I have ran your code and getting the error in the following line.

BufferedImage destination = new BufferedImage((bottomX - topX + 1),
                (bottomY - topY + 1), BufferedImage.TYPE_INT_ARGB);

When I add a print statement before this line as follows.

System.out.println((bottomX - topX + 1) + " " + (bottomY - topY + 1));

It printed - -2147483647 -2147483647. Then I saw, you have initialized topY and topX as follows.

int topY = Integer.MAX_VALUE, topX = Integer.MAX_VALUE;

Actually none of the variables - topX, topY, bottomX and bottomY are not getting updated because the following if condition never evaluates to True.

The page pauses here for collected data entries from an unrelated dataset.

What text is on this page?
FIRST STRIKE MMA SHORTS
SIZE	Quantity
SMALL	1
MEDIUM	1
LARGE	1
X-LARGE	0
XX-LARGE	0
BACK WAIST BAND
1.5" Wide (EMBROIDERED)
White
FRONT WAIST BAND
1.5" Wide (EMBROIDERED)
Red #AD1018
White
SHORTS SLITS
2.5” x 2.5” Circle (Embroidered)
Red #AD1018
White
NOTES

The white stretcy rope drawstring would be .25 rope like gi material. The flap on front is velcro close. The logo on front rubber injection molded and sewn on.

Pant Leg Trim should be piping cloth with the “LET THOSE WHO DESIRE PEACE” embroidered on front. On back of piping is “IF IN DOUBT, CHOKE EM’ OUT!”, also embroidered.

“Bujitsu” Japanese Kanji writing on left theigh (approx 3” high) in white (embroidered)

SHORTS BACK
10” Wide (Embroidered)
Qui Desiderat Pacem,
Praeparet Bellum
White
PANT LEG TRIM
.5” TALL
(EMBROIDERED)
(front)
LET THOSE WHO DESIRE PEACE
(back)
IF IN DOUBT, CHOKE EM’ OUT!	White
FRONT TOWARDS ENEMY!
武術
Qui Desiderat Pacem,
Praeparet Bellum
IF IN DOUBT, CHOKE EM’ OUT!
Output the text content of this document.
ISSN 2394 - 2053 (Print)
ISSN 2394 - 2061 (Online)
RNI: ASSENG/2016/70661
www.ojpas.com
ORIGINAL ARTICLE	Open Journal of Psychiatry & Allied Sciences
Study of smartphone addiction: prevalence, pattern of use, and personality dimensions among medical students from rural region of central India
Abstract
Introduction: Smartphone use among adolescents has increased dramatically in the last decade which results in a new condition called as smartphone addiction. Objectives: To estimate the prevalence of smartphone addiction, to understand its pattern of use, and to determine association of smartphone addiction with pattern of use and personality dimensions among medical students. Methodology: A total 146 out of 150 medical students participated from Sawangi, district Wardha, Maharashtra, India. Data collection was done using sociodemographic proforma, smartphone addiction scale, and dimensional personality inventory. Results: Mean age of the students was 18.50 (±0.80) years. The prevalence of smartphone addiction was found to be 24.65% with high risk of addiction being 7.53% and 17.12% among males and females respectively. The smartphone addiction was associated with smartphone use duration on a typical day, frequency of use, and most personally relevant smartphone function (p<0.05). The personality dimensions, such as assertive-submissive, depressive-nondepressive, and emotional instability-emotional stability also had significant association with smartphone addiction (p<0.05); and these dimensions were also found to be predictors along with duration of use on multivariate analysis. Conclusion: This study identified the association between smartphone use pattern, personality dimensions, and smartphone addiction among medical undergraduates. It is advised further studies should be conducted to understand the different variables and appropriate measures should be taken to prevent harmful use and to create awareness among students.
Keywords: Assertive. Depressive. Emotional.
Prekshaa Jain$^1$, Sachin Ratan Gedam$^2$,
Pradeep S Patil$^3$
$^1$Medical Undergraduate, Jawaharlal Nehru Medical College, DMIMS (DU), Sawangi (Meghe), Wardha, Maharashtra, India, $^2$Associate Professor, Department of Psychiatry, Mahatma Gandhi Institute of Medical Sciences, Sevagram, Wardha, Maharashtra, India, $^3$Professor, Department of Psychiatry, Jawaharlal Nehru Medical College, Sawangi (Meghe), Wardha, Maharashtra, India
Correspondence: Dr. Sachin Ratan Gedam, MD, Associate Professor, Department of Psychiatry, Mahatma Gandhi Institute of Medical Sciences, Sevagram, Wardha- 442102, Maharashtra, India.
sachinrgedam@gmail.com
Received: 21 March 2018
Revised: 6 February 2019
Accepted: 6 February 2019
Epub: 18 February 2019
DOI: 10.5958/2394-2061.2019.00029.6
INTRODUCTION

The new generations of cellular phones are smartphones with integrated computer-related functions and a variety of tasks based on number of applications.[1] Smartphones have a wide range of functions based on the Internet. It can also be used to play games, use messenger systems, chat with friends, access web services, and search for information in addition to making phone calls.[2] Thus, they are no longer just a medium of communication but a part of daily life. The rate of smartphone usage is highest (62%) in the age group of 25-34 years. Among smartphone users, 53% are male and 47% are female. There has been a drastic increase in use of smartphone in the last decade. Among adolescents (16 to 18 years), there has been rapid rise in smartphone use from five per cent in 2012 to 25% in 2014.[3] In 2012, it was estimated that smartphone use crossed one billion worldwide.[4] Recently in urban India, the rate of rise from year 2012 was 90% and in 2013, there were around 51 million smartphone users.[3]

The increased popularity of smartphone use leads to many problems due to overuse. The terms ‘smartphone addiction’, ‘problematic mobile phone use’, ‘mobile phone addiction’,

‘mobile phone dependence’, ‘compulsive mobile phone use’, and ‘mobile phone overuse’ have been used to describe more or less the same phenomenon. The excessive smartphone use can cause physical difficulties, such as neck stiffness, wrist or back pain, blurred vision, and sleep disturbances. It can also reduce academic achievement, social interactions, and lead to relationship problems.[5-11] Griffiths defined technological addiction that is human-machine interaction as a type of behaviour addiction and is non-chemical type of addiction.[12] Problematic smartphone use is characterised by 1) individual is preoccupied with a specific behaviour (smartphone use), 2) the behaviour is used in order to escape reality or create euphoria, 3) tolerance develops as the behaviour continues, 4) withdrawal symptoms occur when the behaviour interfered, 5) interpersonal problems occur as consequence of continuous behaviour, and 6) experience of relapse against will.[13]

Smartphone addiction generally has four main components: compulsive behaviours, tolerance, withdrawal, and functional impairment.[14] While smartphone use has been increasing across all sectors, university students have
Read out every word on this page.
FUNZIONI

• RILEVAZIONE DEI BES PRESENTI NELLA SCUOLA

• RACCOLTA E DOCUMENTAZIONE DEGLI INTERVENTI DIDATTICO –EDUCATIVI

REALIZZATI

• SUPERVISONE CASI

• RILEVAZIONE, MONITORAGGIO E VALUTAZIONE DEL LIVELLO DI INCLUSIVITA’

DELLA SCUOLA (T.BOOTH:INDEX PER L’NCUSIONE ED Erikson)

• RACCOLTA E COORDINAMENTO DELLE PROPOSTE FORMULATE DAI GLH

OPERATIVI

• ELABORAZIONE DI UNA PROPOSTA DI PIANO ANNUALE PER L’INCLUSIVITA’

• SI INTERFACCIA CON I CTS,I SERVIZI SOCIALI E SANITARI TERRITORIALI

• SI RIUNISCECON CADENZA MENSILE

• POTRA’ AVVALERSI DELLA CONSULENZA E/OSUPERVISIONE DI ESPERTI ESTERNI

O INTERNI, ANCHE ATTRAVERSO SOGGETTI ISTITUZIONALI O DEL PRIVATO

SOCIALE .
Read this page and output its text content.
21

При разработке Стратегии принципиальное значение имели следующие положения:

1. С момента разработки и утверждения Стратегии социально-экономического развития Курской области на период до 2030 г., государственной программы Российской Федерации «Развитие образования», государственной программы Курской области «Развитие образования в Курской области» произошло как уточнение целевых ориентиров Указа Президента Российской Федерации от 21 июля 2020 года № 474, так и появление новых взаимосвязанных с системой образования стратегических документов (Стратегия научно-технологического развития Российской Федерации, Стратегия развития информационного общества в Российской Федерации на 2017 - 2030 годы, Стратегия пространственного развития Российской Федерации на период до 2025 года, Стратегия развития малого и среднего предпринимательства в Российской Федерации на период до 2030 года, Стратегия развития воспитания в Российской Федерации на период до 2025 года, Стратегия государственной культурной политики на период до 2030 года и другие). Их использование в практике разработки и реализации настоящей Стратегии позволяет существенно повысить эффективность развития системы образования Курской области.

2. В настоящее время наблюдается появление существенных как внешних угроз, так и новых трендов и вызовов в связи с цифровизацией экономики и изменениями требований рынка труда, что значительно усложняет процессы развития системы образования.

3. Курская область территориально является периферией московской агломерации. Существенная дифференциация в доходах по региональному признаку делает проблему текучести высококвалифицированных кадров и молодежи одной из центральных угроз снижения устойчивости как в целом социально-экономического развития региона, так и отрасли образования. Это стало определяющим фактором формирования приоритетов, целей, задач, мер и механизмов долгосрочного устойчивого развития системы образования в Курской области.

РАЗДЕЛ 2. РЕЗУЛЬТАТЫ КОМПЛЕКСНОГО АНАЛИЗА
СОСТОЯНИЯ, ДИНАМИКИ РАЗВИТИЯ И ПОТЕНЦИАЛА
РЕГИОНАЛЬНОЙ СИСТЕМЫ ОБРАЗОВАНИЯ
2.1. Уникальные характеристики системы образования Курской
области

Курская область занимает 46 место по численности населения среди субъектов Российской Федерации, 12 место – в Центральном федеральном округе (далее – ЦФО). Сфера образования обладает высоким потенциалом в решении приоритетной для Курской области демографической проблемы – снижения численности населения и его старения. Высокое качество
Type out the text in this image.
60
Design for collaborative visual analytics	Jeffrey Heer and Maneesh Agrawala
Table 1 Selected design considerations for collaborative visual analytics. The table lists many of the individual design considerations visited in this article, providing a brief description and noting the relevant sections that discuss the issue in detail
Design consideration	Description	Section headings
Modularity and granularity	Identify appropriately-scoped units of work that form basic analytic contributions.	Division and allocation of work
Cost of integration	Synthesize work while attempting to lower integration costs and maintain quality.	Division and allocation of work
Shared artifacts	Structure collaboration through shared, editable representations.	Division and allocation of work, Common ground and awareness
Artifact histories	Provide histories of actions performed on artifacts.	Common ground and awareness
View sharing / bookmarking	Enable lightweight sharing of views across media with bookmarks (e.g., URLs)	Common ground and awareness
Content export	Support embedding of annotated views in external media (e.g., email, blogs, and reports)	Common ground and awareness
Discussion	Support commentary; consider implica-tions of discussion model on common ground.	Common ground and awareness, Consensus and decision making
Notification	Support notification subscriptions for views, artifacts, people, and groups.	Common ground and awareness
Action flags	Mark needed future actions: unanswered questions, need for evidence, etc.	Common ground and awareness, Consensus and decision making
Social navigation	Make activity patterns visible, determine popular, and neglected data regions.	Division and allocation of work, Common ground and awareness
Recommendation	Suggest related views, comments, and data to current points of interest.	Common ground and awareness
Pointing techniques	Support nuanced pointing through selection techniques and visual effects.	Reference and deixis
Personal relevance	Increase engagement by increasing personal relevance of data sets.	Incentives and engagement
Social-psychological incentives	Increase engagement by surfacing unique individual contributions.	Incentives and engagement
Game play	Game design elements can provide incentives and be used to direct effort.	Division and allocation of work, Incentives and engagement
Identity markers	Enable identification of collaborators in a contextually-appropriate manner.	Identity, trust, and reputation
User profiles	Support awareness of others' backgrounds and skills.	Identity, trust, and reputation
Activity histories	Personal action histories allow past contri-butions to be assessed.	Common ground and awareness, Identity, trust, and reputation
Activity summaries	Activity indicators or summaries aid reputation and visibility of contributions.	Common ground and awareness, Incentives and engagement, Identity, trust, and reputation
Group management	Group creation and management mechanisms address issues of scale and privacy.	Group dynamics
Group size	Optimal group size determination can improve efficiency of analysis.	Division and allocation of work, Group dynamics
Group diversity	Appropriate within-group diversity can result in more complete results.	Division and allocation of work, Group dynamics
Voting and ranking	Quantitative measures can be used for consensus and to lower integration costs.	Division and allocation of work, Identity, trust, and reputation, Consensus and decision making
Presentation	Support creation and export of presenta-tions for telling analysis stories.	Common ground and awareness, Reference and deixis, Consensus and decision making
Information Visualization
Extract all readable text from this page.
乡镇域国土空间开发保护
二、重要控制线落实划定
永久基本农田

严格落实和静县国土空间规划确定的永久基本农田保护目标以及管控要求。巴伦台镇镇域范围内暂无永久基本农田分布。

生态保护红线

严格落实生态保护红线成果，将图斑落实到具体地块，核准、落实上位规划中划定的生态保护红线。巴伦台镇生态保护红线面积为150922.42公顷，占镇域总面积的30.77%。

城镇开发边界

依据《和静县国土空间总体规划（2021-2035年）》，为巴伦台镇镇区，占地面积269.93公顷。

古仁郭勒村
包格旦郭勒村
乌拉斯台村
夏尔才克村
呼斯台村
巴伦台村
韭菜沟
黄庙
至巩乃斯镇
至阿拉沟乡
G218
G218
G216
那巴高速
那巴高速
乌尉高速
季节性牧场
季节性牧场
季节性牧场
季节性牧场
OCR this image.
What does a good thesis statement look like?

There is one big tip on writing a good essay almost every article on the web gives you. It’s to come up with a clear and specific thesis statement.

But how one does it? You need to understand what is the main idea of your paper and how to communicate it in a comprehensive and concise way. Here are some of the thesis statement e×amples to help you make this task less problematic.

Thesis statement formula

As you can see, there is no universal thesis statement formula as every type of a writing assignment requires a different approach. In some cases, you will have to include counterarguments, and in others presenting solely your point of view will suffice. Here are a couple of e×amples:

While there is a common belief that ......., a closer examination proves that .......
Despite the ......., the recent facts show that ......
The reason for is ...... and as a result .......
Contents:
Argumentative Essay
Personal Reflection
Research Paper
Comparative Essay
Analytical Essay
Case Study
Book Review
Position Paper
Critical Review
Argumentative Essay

if (colorWithinTolerance(baseColor, source.getRGB(x, y), tolerance)) {
    // your code goes here
}

When I checked your colorWithinTolerance() function, I found the following problem.

private boolean colorWithinTolerance(int a, int b, double tolerance) {
    // your code
    return (percentAway > tolerance);
}

This condition should be - percentAway < tolerance. Because if percentAway is greater than tolerance, then your function should return False as you are checking if the distance is in range of the given tolerance limit.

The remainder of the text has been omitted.